Hurricane technology in the 1970’s
The National Oceanic and Atmospheric Administration (NOAA), and the National Hurricane Center (NHC) are formed. The first barotropic hurricane computer forecast model, SANBAR, is put into operation at NHC. Project STORMFURY carries out its last experiment when it seeds Hurricane Ginger. The Saffir-Simpson scale, a 1 to 5 rating based upon hurricane intensity, is created.

Hurricane Timeline from 1970 to 1980

Hurricane technology in the 1980’s
Project STORMFURY is officially ended.  The first Synoptic Flow experiment is flown around Hurricane Debby to help define the large scale atmospheric winds that steer the storm. William Gray and his team issue the first hurricane seasonal forecast. The Air Force disbands its Pacific Typhoon Chasers squadrons. The Beta and Advection Model (BAM), and VICBAR, a nested barotropic hurricane track forecast model, become operational.

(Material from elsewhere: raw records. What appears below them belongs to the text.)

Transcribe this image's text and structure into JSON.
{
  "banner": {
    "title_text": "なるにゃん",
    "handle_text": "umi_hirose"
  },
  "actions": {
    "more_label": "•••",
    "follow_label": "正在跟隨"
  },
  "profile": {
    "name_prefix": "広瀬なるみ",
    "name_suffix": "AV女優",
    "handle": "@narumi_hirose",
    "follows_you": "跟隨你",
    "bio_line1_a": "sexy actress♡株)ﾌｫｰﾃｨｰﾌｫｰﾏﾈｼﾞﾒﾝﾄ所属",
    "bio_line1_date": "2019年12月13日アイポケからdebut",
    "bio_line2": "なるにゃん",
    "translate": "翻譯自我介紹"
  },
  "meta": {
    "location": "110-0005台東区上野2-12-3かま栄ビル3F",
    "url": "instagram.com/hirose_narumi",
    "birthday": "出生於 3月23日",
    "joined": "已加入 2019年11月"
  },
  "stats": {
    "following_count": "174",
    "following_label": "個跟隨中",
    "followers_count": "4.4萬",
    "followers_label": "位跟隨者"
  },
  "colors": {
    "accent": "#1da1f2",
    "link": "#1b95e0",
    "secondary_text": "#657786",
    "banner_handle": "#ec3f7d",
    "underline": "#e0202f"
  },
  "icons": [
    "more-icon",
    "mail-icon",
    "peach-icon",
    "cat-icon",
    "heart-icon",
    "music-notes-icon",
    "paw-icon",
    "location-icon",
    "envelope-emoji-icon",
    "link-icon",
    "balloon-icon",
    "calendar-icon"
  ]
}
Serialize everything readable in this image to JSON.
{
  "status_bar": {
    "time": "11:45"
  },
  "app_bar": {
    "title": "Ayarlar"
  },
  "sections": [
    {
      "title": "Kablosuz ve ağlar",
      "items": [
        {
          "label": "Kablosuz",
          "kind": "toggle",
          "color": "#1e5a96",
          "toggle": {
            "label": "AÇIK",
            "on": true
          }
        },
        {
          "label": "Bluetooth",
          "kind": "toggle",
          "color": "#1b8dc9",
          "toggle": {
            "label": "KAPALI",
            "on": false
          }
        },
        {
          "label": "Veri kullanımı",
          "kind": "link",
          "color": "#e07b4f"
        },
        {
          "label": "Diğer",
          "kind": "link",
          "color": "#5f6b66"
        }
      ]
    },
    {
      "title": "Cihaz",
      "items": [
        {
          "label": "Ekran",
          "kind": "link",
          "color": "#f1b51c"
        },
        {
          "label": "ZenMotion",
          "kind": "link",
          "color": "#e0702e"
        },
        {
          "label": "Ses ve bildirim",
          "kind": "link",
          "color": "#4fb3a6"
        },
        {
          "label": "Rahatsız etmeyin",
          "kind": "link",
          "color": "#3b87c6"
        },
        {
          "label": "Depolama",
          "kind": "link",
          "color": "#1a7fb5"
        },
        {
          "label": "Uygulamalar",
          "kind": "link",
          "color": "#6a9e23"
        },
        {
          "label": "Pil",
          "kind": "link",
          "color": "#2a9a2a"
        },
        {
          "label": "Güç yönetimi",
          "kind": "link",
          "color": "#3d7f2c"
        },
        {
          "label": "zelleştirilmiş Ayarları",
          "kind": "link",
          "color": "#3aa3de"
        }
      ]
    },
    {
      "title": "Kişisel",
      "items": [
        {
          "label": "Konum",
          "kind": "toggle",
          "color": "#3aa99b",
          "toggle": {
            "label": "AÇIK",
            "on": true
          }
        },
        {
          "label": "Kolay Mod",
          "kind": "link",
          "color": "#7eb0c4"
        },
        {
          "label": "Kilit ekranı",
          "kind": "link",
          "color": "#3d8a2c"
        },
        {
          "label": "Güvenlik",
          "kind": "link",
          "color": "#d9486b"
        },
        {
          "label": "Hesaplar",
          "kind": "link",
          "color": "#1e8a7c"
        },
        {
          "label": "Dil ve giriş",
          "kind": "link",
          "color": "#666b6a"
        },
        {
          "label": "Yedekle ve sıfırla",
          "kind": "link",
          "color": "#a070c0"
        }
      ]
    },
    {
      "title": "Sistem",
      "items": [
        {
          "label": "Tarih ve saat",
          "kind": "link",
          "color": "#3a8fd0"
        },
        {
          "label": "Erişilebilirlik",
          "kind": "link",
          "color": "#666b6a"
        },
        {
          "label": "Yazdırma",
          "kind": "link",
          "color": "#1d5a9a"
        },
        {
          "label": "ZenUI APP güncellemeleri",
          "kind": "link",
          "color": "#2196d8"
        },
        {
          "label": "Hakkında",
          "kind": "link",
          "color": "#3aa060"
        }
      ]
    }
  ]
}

Hurricane Timeline from 1980 to 1990

Hurricane technology in the 1990’s
Rapid scan high-resolution satellite loops are made of Hurricane Luis, showing eye structure and motion. High resolution dropsondes are released in the eye of Hurricane Guillermo in the eastern Pacific. These reveal wind structure that surprise scientists. NOAA’s GIV high altitude jet becomes operational, allowing examination of the steering flow around hurricanes from a greater height.

Hurricane Timeline from 1990 to 2000

Hurricane technology in the 2000’s
A NASA experiment, run in conjunction with NOAA’s Hurricane Field Program, collects detailed data sets on Hurricanes Erin, Gabrielle, Humberto, and Tropical Storm Chantal. A major paper in Science details decadal swings in Atlantic hurricane activity. Mike Black and James Franklin publish a paper on hurricane eye wall wind profiles based on GPS dropsondes.